El Potro, Cuento con mención honrosa - ¡Caballo!- y el animal vibraba del casco a las orejas; ¡brrrr!, hacía y el suelo trepidaba bajo sus patas.

Caballo
Onelio Jorge Cardoso

Ver correr a aquel animal era, en efecto, un espectáculo considerable. Corría con la crin al viento y el viento en sus dilatadas narices.

El potro salvaje.
Horacio Quiroga.

A Onelio Jorge Cardoso.
A Horacio Quiroga.

Era un caballo, un joven potro de corazón ardiente, que había llegado a nuestro reino para entregarse a la lucha en defensa del soberano. Potro, era un caballo completamente negro. Negro intenso como el azabache pero no era el único en el reino, y a pesar de su orgullo como guerrero, aquello lo reconfortaba. Además, había otros en campo contrario, otros defendiendo las posiciones del enemigo; y quizás fueran tan hábiles como él, quizás no tan de pura raza, no tan retinto, tan intenso; pero existían otros prestos al combate y eso merecía cautela.

Desde bien temprano había comenzado el desafío, y él, todo brío, todo gallardía, había permanecido bastante quieto, observador. Se había movido poco a pesar de vaticinarse un combate demoledor. El resultado de aquella batalla tendría implicaciones internacionales, y él lo sabía. La contienda la habían iniciado ellos, allende; nosotros solamente respondíamos a sus ataques, nuestras posiciones eran estrictamente defensivas. Él tenía experiencia en pendencias similares y en muchas había salido vencedor.

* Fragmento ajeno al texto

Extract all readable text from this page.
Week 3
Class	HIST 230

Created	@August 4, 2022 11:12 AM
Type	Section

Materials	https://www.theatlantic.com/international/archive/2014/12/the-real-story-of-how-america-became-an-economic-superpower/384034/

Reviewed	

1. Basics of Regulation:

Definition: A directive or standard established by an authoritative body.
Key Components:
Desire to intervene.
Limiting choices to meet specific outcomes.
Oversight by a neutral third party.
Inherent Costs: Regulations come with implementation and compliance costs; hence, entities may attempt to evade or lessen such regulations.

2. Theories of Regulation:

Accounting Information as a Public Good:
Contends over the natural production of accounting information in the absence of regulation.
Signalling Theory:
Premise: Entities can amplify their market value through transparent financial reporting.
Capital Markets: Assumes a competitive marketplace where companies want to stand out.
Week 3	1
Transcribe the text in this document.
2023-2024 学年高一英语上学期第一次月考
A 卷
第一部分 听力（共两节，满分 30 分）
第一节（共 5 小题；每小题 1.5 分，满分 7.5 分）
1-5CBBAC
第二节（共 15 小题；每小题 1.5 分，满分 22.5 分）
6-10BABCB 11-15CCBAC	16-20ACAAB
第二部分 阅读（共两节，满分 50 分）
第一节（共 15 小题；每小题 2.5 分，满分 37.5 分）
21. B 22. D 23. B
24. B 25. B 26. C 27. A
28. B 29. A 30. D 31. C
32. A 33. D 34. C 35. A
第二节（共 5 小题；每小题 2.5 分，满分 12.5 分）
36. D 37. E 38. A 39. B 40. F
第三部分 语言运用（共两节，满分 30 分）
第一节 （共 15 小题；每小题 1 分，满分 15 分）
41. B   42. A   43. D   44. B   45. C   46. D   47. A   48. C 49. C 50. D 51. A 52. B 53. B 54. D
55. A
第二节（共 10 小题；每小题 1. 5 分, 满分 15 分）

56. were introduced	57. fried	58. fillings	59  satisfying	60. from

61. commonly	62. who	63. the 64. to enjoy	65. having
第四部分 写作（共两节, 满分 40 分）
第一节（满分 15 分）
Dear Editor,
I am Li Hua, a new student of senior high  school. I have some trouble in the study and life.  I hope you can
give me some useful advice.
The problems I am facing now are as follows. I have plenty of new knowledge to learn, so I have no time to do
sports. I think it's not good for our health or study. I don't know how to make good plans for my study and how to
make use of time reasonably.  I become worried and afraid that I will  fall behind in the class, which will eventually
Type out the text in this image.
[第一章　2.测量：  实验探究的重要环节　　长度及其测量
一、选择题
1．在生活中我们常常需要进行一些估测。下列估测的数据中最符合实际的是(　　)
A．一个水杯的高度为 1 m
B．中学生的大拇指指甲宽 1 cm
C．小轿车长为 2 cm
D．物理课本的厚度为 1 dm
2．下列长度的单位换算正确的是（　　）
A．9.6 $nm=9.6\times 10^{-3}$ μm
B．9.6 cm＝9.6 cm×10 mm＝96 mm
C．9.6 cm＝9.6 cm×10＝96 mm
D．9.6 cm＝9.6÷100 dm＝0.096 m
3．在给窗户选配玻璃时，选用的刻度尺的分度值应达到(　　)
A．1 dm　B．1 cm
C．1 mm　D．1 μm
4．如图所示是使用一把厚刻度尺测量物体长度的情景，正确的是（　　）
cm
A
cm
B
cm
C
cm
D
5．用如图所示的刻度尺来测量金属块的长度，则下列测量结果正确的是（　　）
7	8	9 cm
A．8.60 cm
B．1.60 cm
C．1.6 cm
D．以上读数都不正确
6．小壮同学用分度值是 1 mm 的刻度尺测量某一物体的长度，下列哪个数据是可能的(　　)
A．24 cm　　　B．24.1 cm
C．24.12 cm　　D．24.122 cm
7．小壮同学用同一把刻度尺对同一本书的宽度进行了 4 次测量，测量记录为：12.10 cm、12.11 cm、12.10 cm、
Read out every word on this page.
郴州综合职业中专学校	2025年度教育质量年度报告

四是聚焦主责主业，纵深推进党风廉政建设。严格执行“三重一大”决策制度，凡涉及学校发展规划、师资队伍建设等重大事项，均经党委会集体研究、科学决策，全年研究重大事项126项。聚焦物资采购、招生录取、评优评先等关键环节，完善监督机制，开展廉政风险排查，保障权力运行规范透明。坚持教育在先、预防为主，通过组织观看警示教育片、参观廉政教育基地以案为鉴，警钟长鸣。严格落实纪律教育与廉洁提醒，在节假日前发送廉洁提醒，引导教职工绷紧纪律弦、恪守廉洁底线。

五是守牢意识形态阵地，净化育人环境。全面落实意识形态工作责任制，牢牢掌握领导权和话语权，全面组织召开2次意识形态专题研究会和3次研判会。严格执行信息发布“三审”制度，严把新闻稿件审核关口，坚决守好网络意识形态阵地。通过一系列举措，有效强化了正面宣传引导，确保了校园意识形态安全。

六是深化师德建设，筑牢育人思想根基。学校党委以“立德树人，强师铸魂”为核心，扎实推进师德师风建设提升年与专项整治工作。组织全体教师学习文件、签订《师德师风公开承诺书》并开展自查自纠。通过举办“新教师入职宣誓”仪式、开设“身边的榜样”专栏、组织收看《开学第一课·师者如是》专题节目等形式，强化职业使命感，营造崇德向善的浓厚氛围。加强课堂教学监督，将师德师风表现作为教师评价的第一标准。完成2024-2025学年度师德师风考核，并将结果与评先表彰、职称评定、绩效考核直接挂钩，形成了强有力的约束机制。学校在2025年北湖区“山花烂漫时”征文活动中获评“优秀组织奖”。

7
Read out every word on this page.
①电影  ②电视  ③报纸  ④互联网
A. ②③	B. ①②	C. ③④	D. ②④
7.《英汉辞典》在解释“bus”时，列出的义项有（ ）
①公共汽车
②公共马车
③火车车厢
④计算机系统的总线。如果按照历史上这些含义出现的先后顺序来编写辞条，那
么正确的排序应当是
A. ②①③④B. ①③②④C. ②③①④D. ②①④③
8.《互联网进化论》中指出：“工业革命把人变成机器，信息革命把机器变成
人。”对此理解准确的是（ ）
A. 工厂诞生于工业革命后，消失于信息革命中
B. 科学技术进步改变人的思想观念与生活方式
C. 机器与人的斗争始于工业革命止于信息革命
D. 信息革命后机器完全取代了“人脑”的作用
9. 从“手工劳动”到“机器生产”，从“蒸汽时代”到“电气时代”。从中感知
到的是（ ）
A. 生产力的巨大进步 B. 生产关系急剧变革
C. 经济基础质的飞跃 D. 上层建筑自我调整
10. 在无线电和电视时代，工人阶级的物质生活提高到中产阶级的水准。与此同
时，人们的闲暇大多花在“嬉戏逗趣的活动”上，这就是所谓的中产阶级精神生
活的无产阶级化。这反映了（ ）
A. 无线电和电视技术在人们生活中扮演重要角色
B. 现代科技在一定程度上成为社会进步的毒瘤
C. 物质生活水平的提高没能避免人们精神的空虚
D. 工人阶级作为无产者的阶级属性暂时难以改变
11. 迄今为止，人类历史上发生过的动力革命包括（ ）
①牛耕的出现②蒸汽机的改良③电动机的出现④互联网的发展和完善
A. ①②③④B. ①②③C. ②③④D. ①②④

Potro, comprendía que había un ser supremo, divino, inmenso y quizás lo podía ver, allá, a lo lejos, disponiendo cómo se desarrollaría la contienda: él y sólo él podía imponer su voluntad. Comprendía además, que en todo combate había una estrategia superior que aquel disponía, mientras Potro sólo tenía que obedecer, mantener su posición y cumplir con la misión asignada como defensor del monarca y del reino.

Allí, cerca de donde estaba, había una gran torre que marcaba los límites del reino por uno de los flancos y por el fondo, y sintió deseos de llegar hasta la cima, examinar el terreno y observar las posiciones del enemigo, allá, justo enfrente, preparado con igual fuerza para el desenlace. Pero no, esa era la posición que le habían asignado para la defensa del reino y debía mantenerla como buen guerrero. Y así lo hizo. Luego ocupó una nueva posición, más defensiva, y luego otras; hasta llegar por primera vez cerca de nuestro soberano, y lo miró con recelo y lo vio agobiado; ya para entonces la reina no estaba.

Transcurridas las dos primeras horas, la situación se tornaba compleja por instantes, el enemigo estaba cerca, preparando el ataque final. Los movimientos comenzaron a precipitarse y nuestro maltrecho ejército no daba síntomas de recuperación. Entonces, Potro comprendió que aquel ser todopoderoso que nos guiaba no era infalible, no era un ser divino, supremo; era simplemente un ser terrenal, carnal, humano. Y sintió temor pues presentía que estaba llegando el final. Lo comprendió al ver como nuestra majestad se movía con ligereza, una y otra vez, con pasos cortos, y Potro tras él, hasta llegar a uno de los extremos del reino, allí donde en otros tiempos estuvo la torre. Potro junto a él, ambos frente al enemigo dispuestos a todo, manteniendo dignamente sus posiciones en la defensa incondicional del reino.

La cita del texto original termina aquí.